The park in front of Philadelphia City Hall should be a shining beacon of free speech — a hustling, bustling, old-school public square. After all, it is heart of local government and the epitome of citizen property.

But it isn't always treated that way.

A group of college students found that out the hard way this week. For a class assignment, Temple undergrads Maryvic Perez and Unique Ratcliff tried to interview a local worker at Dilworth Park on Monday. But Perez said an employee of the Center City District — a nonprofit that has managed the park for several years — told them they needed a permit to record video.

In footage recorded by the students, a man can be heard saying, "Ladies, ladies, ladies! I'm going to have to cut you short.
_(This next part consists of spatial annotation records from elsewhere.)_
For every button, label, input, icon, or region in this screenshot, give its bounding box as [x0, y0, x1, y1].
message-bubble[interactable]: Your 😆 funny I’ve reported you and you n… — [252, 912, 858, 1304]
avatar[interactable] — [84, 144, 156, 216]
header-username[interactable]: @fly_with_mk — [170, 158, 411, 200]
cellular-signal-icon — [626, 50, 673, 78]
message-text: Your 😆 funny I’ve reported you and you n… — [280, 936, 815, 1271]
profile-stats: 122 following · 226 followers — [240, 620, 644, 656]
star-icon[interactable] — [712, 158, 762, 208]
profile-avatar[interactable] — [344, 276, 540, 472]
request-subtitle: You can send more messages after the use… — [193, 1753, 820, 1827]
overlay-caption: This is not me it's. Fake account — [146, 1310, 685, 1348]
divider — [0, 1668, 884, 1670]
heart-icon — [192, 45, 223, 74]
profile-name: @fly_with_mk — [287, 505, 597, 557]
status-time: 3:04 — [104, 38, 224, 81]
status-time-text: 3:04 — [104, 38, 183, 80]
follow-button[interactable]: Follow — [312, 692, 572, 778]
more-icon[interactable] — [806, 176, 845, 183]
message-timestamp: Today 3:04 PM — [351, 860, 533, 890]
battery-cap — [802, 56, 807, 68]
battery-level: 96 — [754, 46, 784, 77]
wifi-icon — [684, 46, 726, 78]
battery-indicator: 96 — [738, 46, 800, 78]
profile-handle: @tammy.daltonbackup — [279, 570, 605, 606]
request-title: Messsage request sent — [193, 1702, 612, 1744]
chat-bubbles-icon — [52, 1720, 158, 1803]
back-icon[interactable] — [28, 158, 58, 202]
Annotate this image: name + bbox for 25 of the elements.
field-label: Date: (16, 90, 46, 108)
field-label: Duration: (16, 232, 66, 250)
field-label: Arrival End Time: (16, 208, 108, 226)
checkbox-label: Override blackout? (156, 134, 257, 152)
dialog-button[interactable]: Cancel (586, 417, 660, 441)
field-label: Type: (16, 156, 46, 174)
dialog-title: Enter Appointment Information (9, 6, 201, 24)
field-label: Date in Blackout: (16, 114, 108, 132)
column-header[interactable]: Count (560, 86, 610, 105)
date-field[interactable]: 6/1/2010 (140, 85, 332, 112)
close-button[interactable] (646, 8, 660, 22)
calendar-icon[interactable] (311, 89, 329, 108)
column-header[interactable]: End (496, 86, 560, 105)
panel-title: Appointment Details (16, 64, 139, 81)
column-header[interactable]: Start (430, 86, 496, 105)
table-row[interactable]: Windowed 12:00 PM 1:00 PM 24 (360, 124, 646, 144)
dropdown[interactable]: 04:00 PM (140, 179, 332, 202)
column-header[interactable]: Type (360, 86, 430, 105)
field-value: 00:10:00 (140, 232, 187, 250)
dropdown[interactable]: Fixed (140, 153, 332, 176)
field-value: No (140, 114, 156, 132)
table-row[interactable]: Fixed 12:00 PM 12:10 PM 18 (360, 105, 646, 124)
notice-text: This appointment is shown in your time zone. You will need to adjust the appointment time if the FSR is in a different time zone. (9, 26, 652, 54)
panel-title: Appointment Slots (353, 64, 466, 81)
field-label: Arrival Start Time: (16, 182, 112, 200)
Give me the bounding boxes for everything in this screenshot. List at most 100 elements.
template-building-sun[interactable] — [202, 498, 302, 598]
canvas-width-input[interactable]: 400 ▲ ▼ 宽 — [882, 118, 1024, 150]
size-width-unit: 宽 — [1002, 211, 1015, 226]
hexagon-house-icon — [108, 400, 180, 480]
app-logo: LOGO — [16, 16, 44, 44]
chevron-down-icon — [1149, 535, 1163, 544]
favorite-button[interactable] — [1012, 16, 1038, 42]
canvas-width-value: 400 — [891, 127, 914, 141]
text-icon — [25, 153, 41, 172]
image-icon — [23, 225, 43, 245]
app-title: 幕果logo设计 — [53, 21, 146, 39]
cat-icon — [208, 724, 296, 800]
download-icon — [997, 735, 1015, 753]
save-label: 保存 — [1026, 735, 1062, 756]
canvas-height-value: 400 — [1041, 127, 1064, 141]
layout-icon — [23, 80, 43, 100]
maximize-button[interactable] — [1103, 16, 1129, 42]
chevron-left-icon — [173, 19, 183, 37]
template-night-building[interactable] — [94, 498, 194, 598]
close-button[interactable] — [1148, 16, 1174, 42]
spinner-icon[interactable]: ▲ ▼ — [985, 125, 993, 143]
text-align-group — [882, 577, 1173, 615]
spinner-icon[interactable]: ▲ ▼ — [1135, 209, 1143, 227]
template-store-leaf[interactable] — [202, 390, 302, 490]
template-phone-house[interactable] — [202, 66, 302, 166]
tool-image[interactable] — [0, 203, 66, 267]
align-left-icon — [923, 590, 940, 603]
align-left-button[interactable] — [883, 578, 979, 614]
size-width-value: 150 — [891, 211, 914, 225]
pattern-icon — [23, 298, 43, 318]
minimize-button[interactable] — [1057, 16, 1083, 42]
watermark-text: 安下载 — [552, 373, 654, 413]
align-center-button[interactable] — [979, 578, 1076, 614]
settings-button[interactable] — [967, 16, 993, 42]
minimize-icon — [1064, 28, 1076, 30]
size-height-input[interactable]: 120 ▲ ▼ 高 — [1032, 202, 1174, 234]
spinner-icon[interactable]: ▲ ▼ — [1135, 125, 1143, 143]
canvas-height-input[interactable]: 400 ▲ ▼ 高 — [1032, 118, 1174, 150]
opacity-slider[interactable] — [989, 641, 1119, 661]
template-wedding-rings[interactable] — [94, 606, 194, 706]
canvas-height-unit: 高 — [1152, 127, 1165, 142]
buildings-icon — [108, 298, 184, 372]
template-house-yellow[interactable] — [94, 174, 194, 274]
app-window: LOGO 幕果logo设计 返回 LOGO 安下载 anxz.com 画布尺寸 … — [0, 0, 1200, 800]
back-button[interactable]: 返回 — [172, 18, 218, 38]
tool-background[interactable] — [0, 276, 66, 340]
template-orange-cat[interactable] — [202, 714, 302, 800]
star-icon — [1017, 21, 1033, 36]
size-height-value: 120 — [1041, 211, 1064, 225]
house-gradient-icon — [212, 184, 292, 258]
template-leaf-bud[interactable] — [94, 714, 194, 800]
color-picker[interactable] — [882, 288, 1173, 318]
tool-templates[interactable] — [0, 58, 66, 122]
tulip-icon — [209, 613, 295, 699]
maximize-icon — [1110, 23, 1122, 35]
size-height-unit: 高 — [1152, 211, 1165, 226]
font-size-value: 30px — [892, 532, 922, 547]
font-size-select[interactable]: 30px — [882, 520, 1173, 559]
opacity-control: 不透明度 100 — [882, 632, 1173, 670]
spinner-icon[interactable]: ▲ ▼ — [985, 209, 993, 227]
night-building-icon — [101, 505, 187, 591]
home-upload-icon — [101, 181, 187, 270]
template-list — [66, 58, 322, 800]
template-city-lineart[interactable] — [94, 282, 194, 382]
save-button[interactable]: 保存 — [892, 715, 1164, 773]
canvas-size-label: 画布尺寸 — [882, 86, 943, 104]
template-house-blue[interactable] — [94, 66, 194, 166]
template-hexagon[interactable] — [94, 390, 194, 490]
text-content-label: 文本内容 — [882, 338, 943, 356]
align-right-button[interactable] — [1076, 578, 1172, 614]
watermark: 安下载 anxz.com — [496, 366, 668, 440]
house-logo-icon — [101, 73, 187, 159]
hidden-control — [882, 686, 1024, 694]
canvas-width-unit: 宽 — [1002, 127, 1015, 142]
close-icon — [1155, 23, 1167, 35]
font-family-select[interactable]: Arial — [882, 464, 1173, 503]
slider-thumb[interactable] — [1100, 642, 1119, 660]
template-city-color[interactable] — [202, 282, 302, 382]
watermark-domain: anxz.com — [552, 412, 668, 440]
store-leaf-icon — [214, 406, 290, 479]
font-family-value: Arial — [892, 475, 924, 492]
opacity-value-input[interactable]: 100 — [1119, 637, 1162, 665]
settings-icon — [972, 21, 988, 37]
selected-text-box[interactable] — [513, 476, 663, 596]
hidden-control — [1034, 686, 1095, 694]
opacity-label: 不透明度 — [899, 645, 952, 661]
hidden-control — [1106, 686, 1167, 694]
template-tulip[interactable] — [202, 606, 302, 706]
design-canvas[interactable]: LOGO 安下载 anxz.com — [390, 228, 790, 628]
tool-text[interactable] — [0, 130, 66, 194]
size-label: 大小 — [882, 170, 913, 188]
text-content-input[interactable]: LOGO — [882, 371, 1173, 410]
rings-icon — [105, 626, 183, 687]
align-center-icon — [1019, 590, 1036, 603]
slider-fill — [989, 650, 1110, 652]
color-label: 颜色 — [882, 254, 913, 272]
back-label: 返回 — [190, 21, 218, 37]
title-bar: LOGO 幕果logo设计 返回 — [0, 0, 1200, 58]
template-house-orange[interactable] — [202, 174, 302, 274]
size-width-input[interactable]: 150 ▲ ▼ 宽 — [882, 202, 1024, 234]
You're going to have to go. I have to go get a police officer. You need a permit for doing stuff like this."

Two other Temple students, Joe Edinger and Tom Hanslin, said they, too, ran into trouble when they tried to shoot B-roll at Dilworth Park on Monday. A park employee approached them and asked if they had a permit.

After they said they didn't, another worker allegedly got involved. That man said, "I'm pretty sure you can't film here," according to Edinger. Hanslin said he also told them they could only shoot video in the part of City Hall that sits outside of the park.

Paul Levy, president and CEO of the Center City District, said college students are allowed to film in Dilworth Park: "If a [staffer] said something like that, that would have been incorrect." He also said they don't need a permit to do so.

Under the Center City District's official policy, some entities do need prior approval to film in the park, including "commercial photography and filming, documentary filmmaking, TV shows, fashion shoots, or any use that has a market audience," but not students.

This isn't the first time something like this has happened, though: In 2014, staff members for the Center City District told college students that they couldn't film without prior approval. Back then, Levy apologized and said the workers had accidentally enforced an old policy.

Given that this is a repeated problem, we asked Levy if Center City District needs to provide better training to its employees on park-goers' free speech rights. "It sounds like there's a gray area that needs to be clarified," he said. "There's no doubt about that."

But perhaps a lack of training isn't the problem. Maybe it has deeper roots than that. In an email, Levy told George Miller, the students' professor, that "we like to have advance notice and have folks sign a release." Another Center City District employee told Miller via email that the students need to fill out a release form and waiver of liability, after which she said the organization "will issue the class a permit."